While large insurance companies that cover the whole of the UK have a large number of risks spread across wide geographic area, many local brokers do not have this luxury. So for regional insurance brokers with large clusters of risks in flood zones a dangerous commercial outlook may lay ahead. One area where many commentators strongly impressed their opinion upon Government is in the area of house building. It is possible that if negotiations between the insurance industry Government breakdown, part of any legislated program may involve forcing homebuilders to avoid building homes on floodplains. Increases in population and cuts in local authority spending on maintaining local flood defence infrastructure, will also become key issues. There has been an increase amount of flooding from surface groundwater as more and more residential areas are built in the middle of flood zones. Unfortunately, millions of people are proactively choosing to live near coastal and riverside locations to improve their lifestyle.

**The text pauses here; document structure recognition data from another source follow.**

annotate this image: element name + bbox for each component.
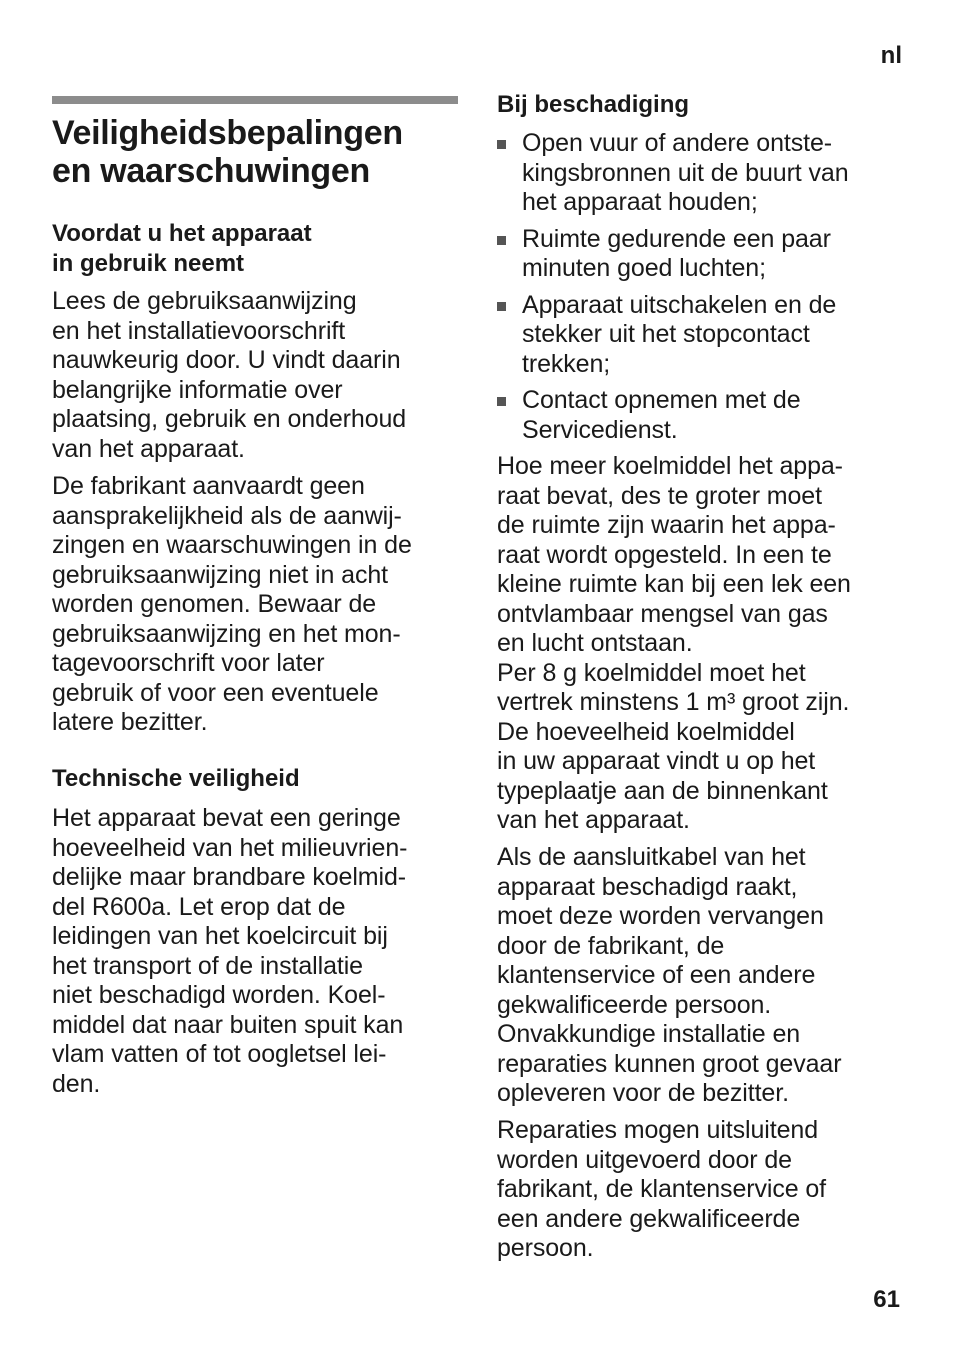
paragraph-read-instructions	[52, 287, 458, 464]
text-line: door de fabrikant, de	[497, 931, 725, 960]
text-line: Hoe meer koelmiddel het appa-	[497, 452, 843, 480]
text-line: een andere gekwalificeerde	[497, 1204, 801, 1233]
paragraph-refrigerant	[52, 804, 458, 1099]
language-code: nl	[880, 42, 902, 69]
text-line: gebruik of voor een eventuele	[52, 678, 379, 707]
text-line: vertrek minstens 1 m³ groot zijn.	[497, 688, 850, 716]
text-line: Per 8 g koelmiddel moet het	[497, 658, 806, 687]
text-line: Contact opnemen met de	[522, 386, 801, 414]
text-line: del R600a. Let erop dat de	[52, 892, 346, 921]
text-line: ontvlambaar mengsel van gas	[497, 599, 828, 628]
text-line: delijke maar brandbare koelmid-	[52, 863, 407, 891]
text-line: worden genomen. Bewaar de	[52, 590, 377, 618]
text-line: nauwkeurig door. U vindt daarin	[52, 346, 401, 374]
title-line: en waarschuwingen	[52, 152, 370, 190]
text-line: en lucht ontstaan.	[497, 629, 693, 657]
text-line: gebruiksaanwijzing en het mon-	[52, 619, 401, 648]
text-line: van het apparaat.	[52, 434, 245, 463]
list-item	[497, 129, 907, 218]
text-line: van het apparaat.	[497, 806, 690, 834]
text-line: Als de aansluitkabel van het	[497, 843, 806, 871]
text-line: fabrikant, de klantenservice of	[497, 1175, 827, 1203]
section-heading-before-use	[52, 219, 458, 279]
title-line: Veiligheidsbepalingen	[52, 114, 403, 152]
text-line: apparaat beschadigd raakt,	[497, 872, 798, 901]
text-line: in uw apparaat vindt u op het	[497, 747, 816, 775]
bullet-square-icon	[497, 302, 506, 311]
text-line: het apparaat houden;	[522, 188, 758, 216]
text-line: belangrijke informatie over	[52, 375, 343, 404]
paragraph-repairs	[497, 1116, 907, 1264]
text-line: Apparaat uitschakelen en de	[522, 290, 837, 319]
text-line: trekken;	[522, 349, 611, 378]
text-line: persoon.	[497, 1234, 594, 1262]
bullet-square-icon	[497, 140, 506, 149]
text-line: De fabrikant aanvaardt geen	[52, 472, 365, 500]
text-line: reparaties kunnen groot gevaar	[497, 1049, 842, 1078]
text-line: aansprakelijkheid als de aanwij-	[52, 501, 402, 530]
page-title	[52, 114, 472, 190]
list-item	[497, 225, 907, 284]
text-line: en het installatievoorschrift	[52, 316, 346, 345]
text-line: den.	[52, 1069, 101, 1098]
text-line: zingen en waarschuwingen in de	[52, 531, 412, 559]
text-line: typeplaatje aan de binnenkant	[497, 776, 828, 805]
paragraph-room-size	[497, 452, 907, 836]
text-line: middel dat naar buiten spuit kan	[52, 1010, 404, 1039]
bullet-square-icon	[497, 236, 506, 245]
heading-line: Technische veiligheid	[52, 765, 300, 792]
text-line: opleveren voor de bezitter.	[497, 1079, 789, 1107]
text-line: Open vuur of andere ontste-	[522, 129, 832, 157]
text-line: tagevoorschrift voor later	[52, 649, 325, 677]
text-line: Het apparaat bevat een geringe	[52, 804, 401, 832]
heading-line: Voordat u het apparaat	[52, 220, 312, 247]
text-line: gekwalificeerde persoon.	[497, 990, 772, 1019]
text-line: leidingen van het koelcircuit bij	[52, 922, 388, 950]
text-line: het transport of de installatie	[52, 951, 363, 980]
text-line: stekker uit het stopcontact	[522, 320, 810, 348]
text-line: gebruiksaanwijzing niet in acht	[52, 560, 388, 589]
text-line: De hoeveelheid koelmiddel	[497, 717, 795, 746]
heading-line: in gebruik neemt	[52, 250, 245, 277]
paragraph-power-cable	[497, 843, 907, 1109]
text-line: hoeveelheid van het milieuvrien-	[52, 833, 408, 862]
text-line: plaatsing, gebruik en onderhoud	[52, 405, 407, 433]
text-line: Servicedienst.	[522, 415, 678, 444]
text-line: niet beschadigd worden. Koel-	[52, 981, 386, 1009]
text-line: moet deze worden vervangen	[497, 902, 824, 930]
text-line: de ruimte zijn waarin het appa-	[497, 511, 836, 539]
text-line: klantenservice of een andere	[497, 961, 816, 989]
bullet-list	[497, 129, 907, 445]
title-rule	[52, 96, 458, 104]
text-line: minuten goed luchten;	[522, 254, 766, 282]
text-line: Ruimte gedurende een paar	[522, 224, 831, 253]
page-number: 61	[873, 1286, 900, 1313]
text-line: raat bevat, des te groter moet	[497, 481, 822, 510]
text-line: vlam vatten of tot oogletsel lei-	[52, 1040, 387, 1068]
section-heading-damage	[497, 90, 907, 120]
text-line: latere bezitter.	[52, 708, 208, 736]
text-line: raat wordt opgesteld. In een te	[497, 540, 832, 569]
section-heading-technical-safety	[52, 764, 458, 794]
list-item	[497, 386, 907, 445]
text-line: Onvakkundige installatie en	[497, 1020, 801, 1048]
text-line: kleine ruimte kan bij een lek een	[497, 570, 851, 598]
paragraph-liability	[52, 472, 458, 738]
text-line: kingsbronnen uit de buurt van	[522, 158, 849, 187]
list-item	[497, 291, 907, 380]
heading-line: Bij beschadiging	[497, 91, 690, 118]
text-line: worden uitgevoerd door de	[497, 1145, 792, 1174]
text-line: Lees de gebruiksaanwijzing	[52, 287, 357, 315]
bullet-square-icon	[497, 397, 506, 406]
text-line: Reparaties mogen uitsluitend	[497, 1116, 819, 1144]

The Government will also have do take into account wider economic factors. It is highly likely that mortgage providers will turn down mortgage applications where the applicant could not prove they have secured building insurance. This comes at a disastrous time when the cost and availability of credit across all sectors of the economy is being squeezed. Without mortgage finance, the property market will continue to stall and the economic shoots of recovery fade away. For existing homeowners in flood zones, they may see the value of their homes fall - as potential buyers will know that they will not be able to secure their own home contents insurance policy at a reasonable rate. For insurance companies, it is likely that once the SoP expires, they will make changes in their home insurance policy wording. Insurance companies may want to make a condition of the risk that new applicants make building alterations to their homes, to minimise the financial damage caused by flooding. These changes may also include greater excessess and wider number of exclusions in the policy wording.